In an attempt to remedy students’ grievances, MU officials have tried to make changes to the parking process. Most notably streamlining registration so the website does not crash and keep people from registering on time. The permit purchasing dates have also been spread out by seniority, with graduate students having the opportunity to register for spots as early as Aug. 5 and freshmen able to purchase their spots on Aug. 9.
Despite these changes, the parking process seems to have remained the same. Students are still complaining about full parking structures, overflowing parking lots with too many vehicles and long distances locations from where students reside and go to class.

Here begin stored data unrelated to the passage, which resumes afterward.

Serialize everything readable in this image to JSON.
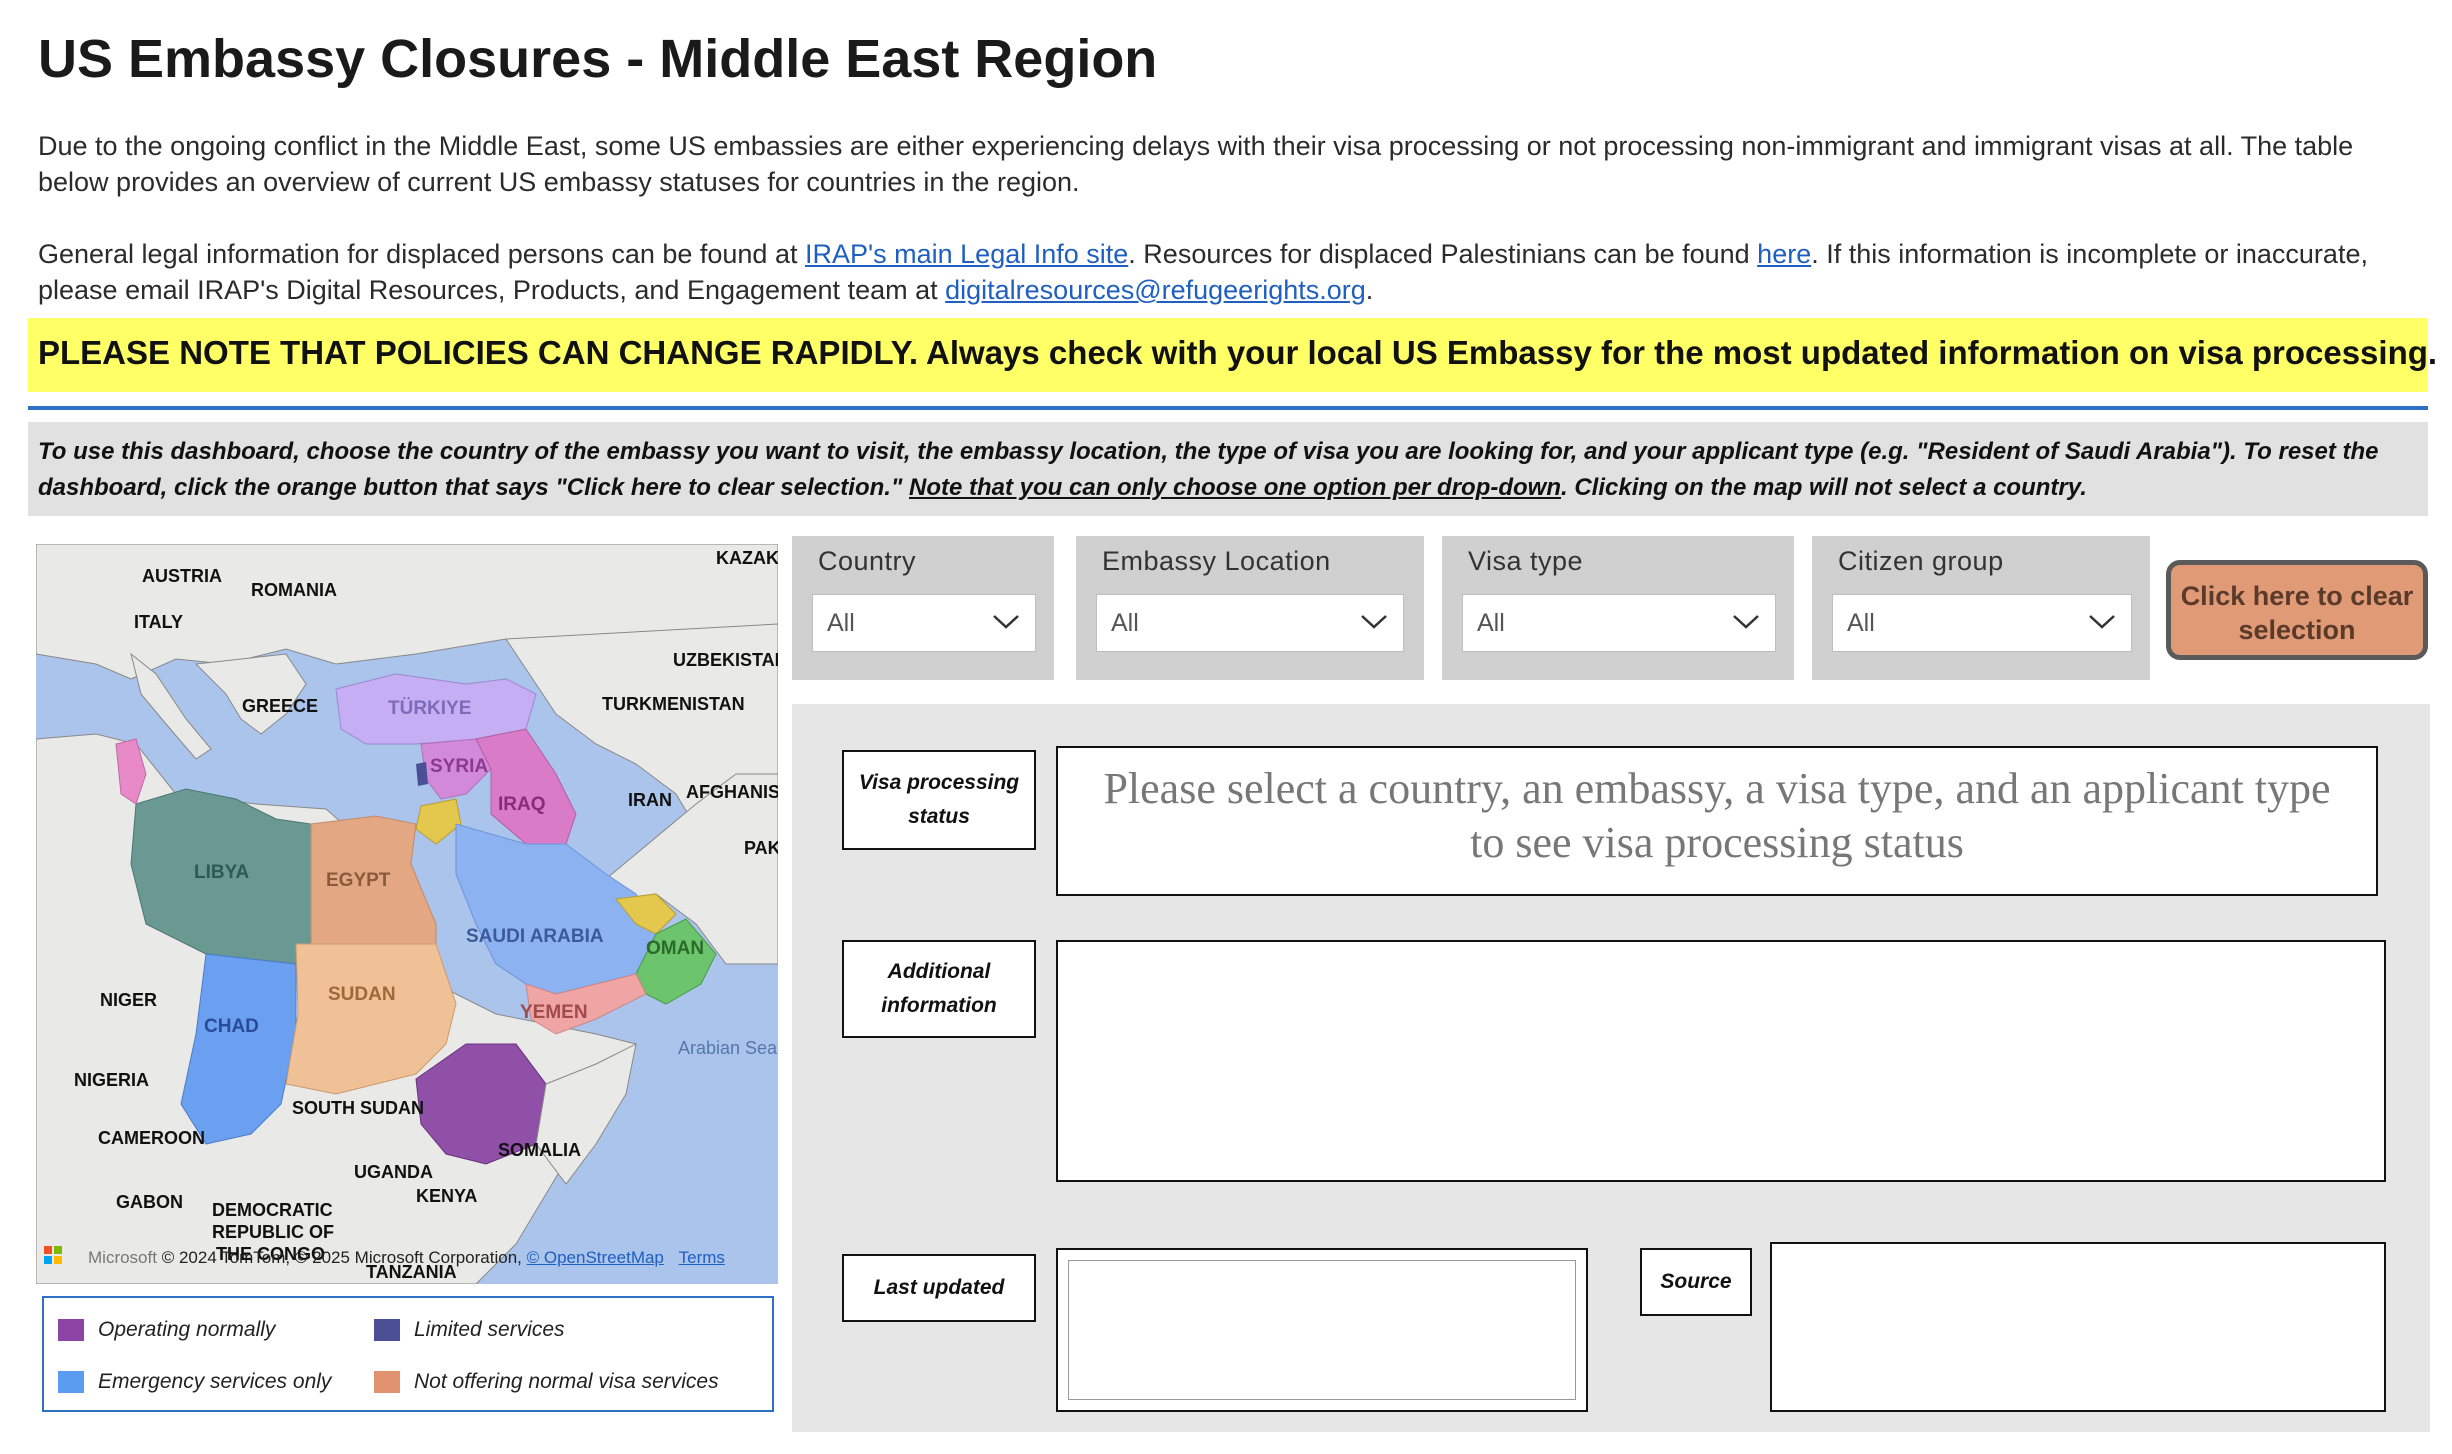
{
  "header": {
    "title": "US Embassy Closures - Middle East Region",
    "intro": "Due to the ongoing conflict in the Middle East, some US embassies are either experiencing delays with their visa processing or not processing non-immigrant and immigrant visas at all. The table below provides an overview of current US embassy statuses for countries in the region.",
    "legal_part1": "General legal information for displaced persons can be found at ",
    "legal_link1": "IRAP's main Legal Info site",
    "legal_part2": ". Resources for displaced Palestinians can be found ",
    "legal_link2": "here",
    "legal_part3": ". If this information is incomplete or inaccurate, please email IRAP's Digital Resources, Products, and Engagement team at ",
    "legal_email": "digitalresources@refugeerights.org",
    "legal_part4": "."
  },
  "notice": "PLEASE NOTE THAT POLICIES CAN CHANGE RAPIDLY. Always check with your local US Embassy for the most updated information on visa processing.",
  "instructions": {
    "part1": "To use this dashboard, choose the country of the embassy you want to visit, the embassy location, the type of visa you are looking for, and your applicant type (e.g. \"Resident of Saudi Arabia\"). To reset the dashboard, click the orange button that says \"Click here to clear selection.\" ",
    "underlined": "Note that you can only choose one option per drop-down",
    "part2": ". Clicking on the map will not select a country."
  },
  "map": {
    "labels": {
      "kazak": "KAZAK",
      "austria": "AUSTRIA",
      "romania": "ROMANIA",
      "italy": "ITALY",
      "uzbekistan": "UZBEKISTAN",
      "greece": "GREECE",
      "turkiye": "TÜRKIYE",
      "turkmenistan": "TURKMENISTAN",
      "syria": "SYRIA",
      "iraq": "IRAQ",
      "iran": "IRAN",
      "afghanistan": "AFGHANIS",
      "libya": "LIBYA",
      "egypt": "EGYPT",
      "pak": "PAK",
      "saudi": "SAUDI ARABIA",
      "oman": "OMAN",
      "niger": "NIGER",
      "sudan": "SUDAN",
      "chad": "CHAD",
      "yemen": "YEMEN",
      "arabian_sea": "Arabian Sea",
      "nigeria": "NIGERIA",
      "south_sudan": "SOUTH SUDAN",
      "cameroon": "CAMEROON",
      "somalia": "SOMALIA",
      "uganda": "UGANDA",
      "kenya": "KENYA",
      "gabon": "GABON",
      "drc1": "DEMOCRATIC",
      "drc2": "REPUBLIC OF",
      "drc3": "THE CONGO",
      "tanzania": "TANZANIA"
    },
    "ms_brand": "Microsoft",
    "attribution": "© 2024 TomTom, © 2025 Microsoft Corporation,",
    "osm": "© OpenStreetMap",
    "terms": "Terms"
  },
  "legend": {
    "items": [
      {
        "label": "Operating normally",
        "color": "#8e44a5"
      },
      {
        "label": "Limited services",
        "color": "#4a4f96"
      },
      {
        "label": "Emergency services only",
        "color": "#5b9bf0"
      },
      {
        "label": "Not offering normal visa services",
        "color": "#e0916e"
      }
    ]
  },
  "slicers": {
    "country": {
      "title": "Country",
      "value": "All"
    },
    "embassy": {
      "title": "Embassy Location",
      "value": "All"
    },
    "visa": {
      "title": "Visa type",
      "value": "All"
    },
    "citizen": {
      "title": "Citizen group",
      "value": "All"
    }
  },
  "clear_button": {
    "line1": "Click here to clear",
    "line2": "selection"
  },
  "panel": {
    "status_label": {
      "line1": "Visa processing",
      "line2": "status"
    },
    "status_message": {
      "line1": "Please select a country, an embassy, a visa type, and an applicant type",
      "line2": "to see visa processing status"
    },
    "additional_label": {
      "line1": "Additional",
      "line2": "information"
    },
    "last_updated_label": "Last updated",
    "source_label": "Source"
  },
  "colors": {
    "accent_blue": "#2f6fc4",
    "notice_yellow": "#ffff66",
    "clear_button": "#e19a76"
  }
}
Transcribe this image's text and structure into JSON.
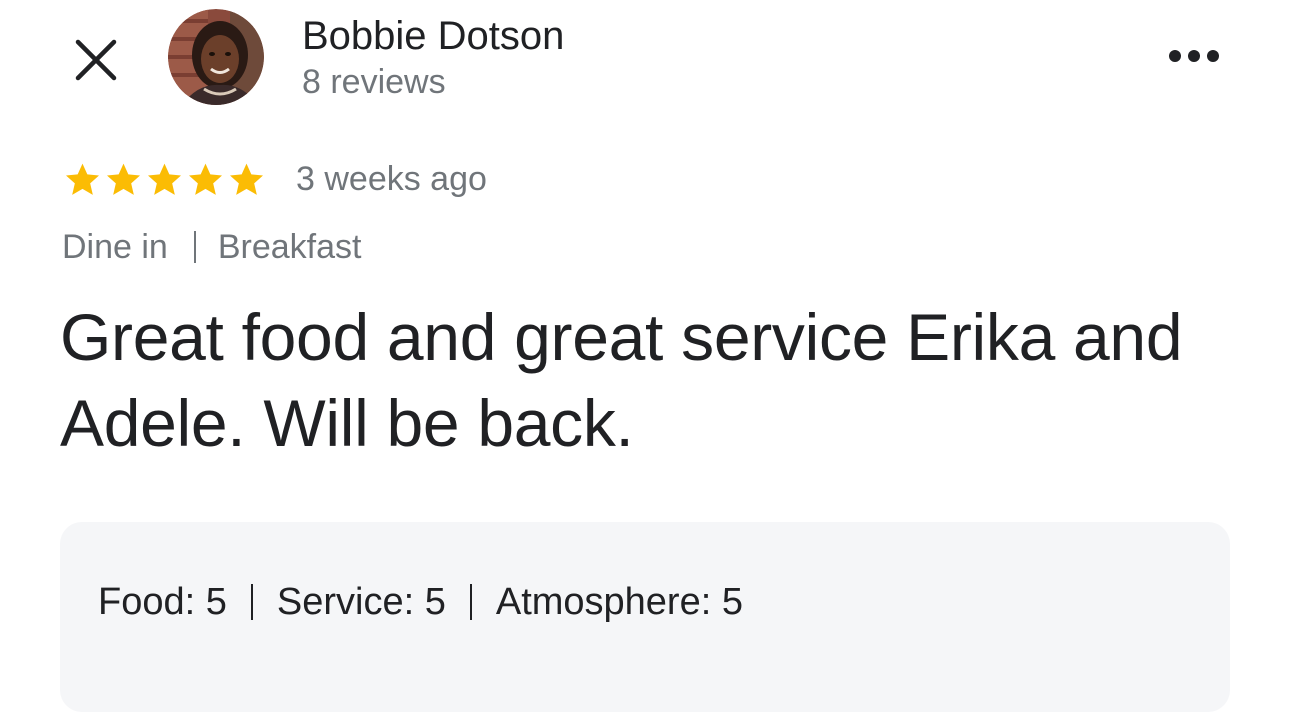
{
  "header": {
    "close_icon": "close-icon",
    "author_name": "Bobbie Dotson",
    "review_count": "8 reviews",
    "more_icon": "more-horizontal-icon"
  },
  "review": {
    "rating": 5,
    "rating_max": 5,
    "star_color": "#fbbc04",
    "time_ago": "3 weeks ago",
    "service_type": "Dine in",
    "meal_type": "Breakfast",
    "text": "Great food and great service Erika and Adele. Will be back."
  },
  "ratings": {
    "food": "Food: 5",
    "service": "Service: 5",
    "atmosphere": "Atmosphere: 5"
  },
  "colors": {
    "primary_text": "#202124",
    "secondary_text": "#70757a",
    "ratings_background": "#f5f6f8"
  }
}
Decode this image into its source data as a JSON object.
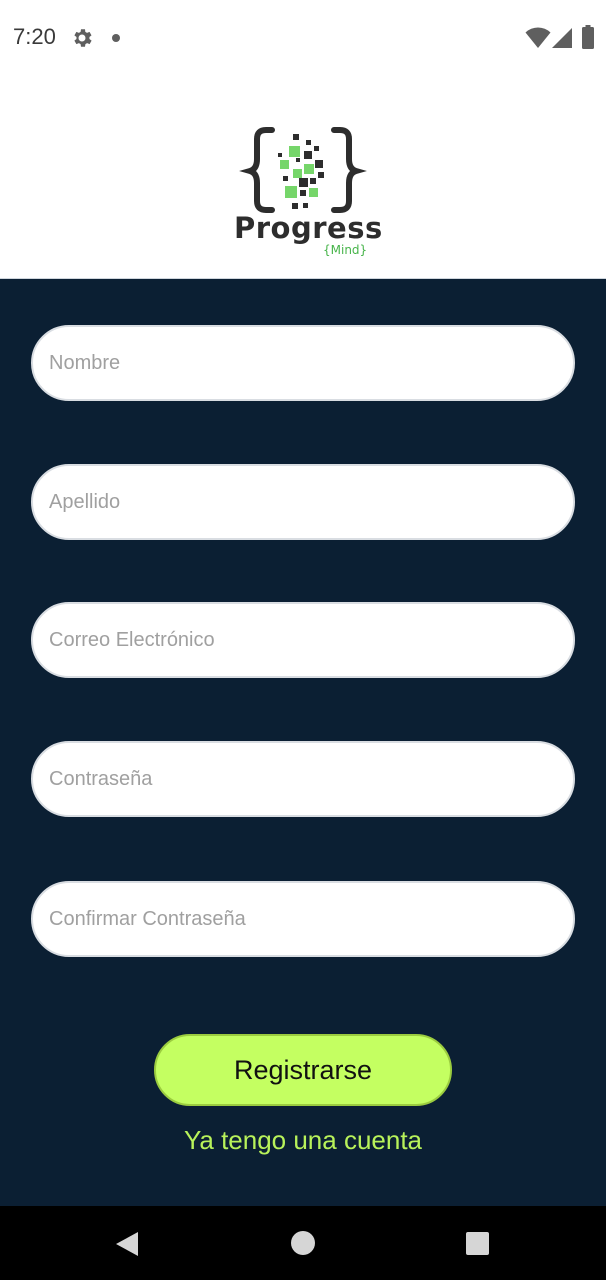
{
  "status_bar": {
    "time": "7:20",
    "icons": [
      "gear-icon",
      "notification-dot-icon",
      "wifi-icon",
      "signal-icon",
      "battery-icon"
    ]
  },
  "logo": {
    "word": "Progress",
    "sub": "{Mind}",
    "colors": {
      "dark": "#2d2d2d",
      "green": "#47b44a",
      "light_green": "#76d66a"
    }
  },
  "form": {
    "fields": [
      {
        "placeholder": "Nombre",
        "value": ""
      },
      {
        "placeholder": "Apellido",
        "value": ""
      },
      {
        "placeholder": "Correo Electrónico",
        "value": ""
      },
      {
        "placeholder": "Contraseña",
        "value": ""
      },
      {
        "placeholder": "Confirmar Contraseña",
        "value": ""
      }
    ],
    "register_label": "Registrarse",
    "have_account_label": "Ya tengo una cuenta"
  },
  "nav_bar": {
    "icons": [
      "back-icon",
      "home-icon",
      "recents-icon"
    ]
  },
  "colors": {
    "panel_bg": "#0b1f33",
    "button_bg": "#c4ff61",
    "link_color": "#b8f25a"
  }
}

Amplifying the problem, enrollment at MU has increased each year since 2015. In May 2019, 5,460 students had paid enrollment fees, up 15% from the same time a year ago, the largest increase of its kind in four years. This increase in enrollment is synonymous with an increase in students bringing cars with them to school.
“We have seen an increase in the number of freshmen bringing cars to campus,” Liz McCune, associate director of MU News Bureau, said in a statement via email. “Those students who live on campus, and graduate and professional students receive permits before other students. We have accommodated all Residential Life requests.”
Parking is big business for MU, and parking citations lead to big revenue for the school. The Missourian reported that between 2017 and 2018, the university issued more than 61,000 citations with an average penalty of between $10 and $25.
Despite attempts to help make parking registration simpler, students like freshman Brendan Spicer were still frustrated.
“The process is extremely unintuitive and it’s not user-friendly,” Spicer said. “Personally, registering my car was not a great experience. It wasn’t necessarily difficult, but I had no idea what to do in terms of registration.”
Spicer echoed other students’ challenges in the registration process, bogged down by numerous “instruction” emails that actually created more questions than they answered.
“I had three or four emails sent to me,” he said. “I would follow the steps they provided me, but I would have to keep going back and having to re-register my car because for some reason it wouldn’t save, even though it was supposed to, which was frustrating.”
Registration isn’t the only parking issue, as freshman Lucy Dozier found out on her first day on campus.
“We went out [late] to Walmart to get groceries, and when we came back there were absolutely no spots, and we spent half an hour trying to find one, eventually having to park in a non-designated spot,” Dozier said.
After parking in this spot for the night, she went back to her room hoping for the best, but expecting the worst.
“I got a spot late at night, but when I showed up the next day, I saw that my car had a ticket because apparently I had parked in the staff lot,” she said.
This is an issue a number of students face and Liz McCune and other school officials are aware of it.
“Lot AV14A has been at 95-98% capacity,” McCune said in an email. “We are in the process of moving some students out of AV14 to other locations. If permit holders cannot find a place to park in AC14A, permit holders can park in AV14B.”
McCune believes that as the semester rolls on, data collection will be key to help make the parking experience for MU students a pleasant one.
“The first few weeks of classes Parking & Transportation staff monitor the number of cars in each lot at any given time and the number of violators who are parking in the wrong lot or do not have a valid permit,” she said. “The number of spaces in a lot does not indicate the number of permits sold because day commuters come and go. It is hard to project how many commuters will be using larger lots, so collecting data is essential.”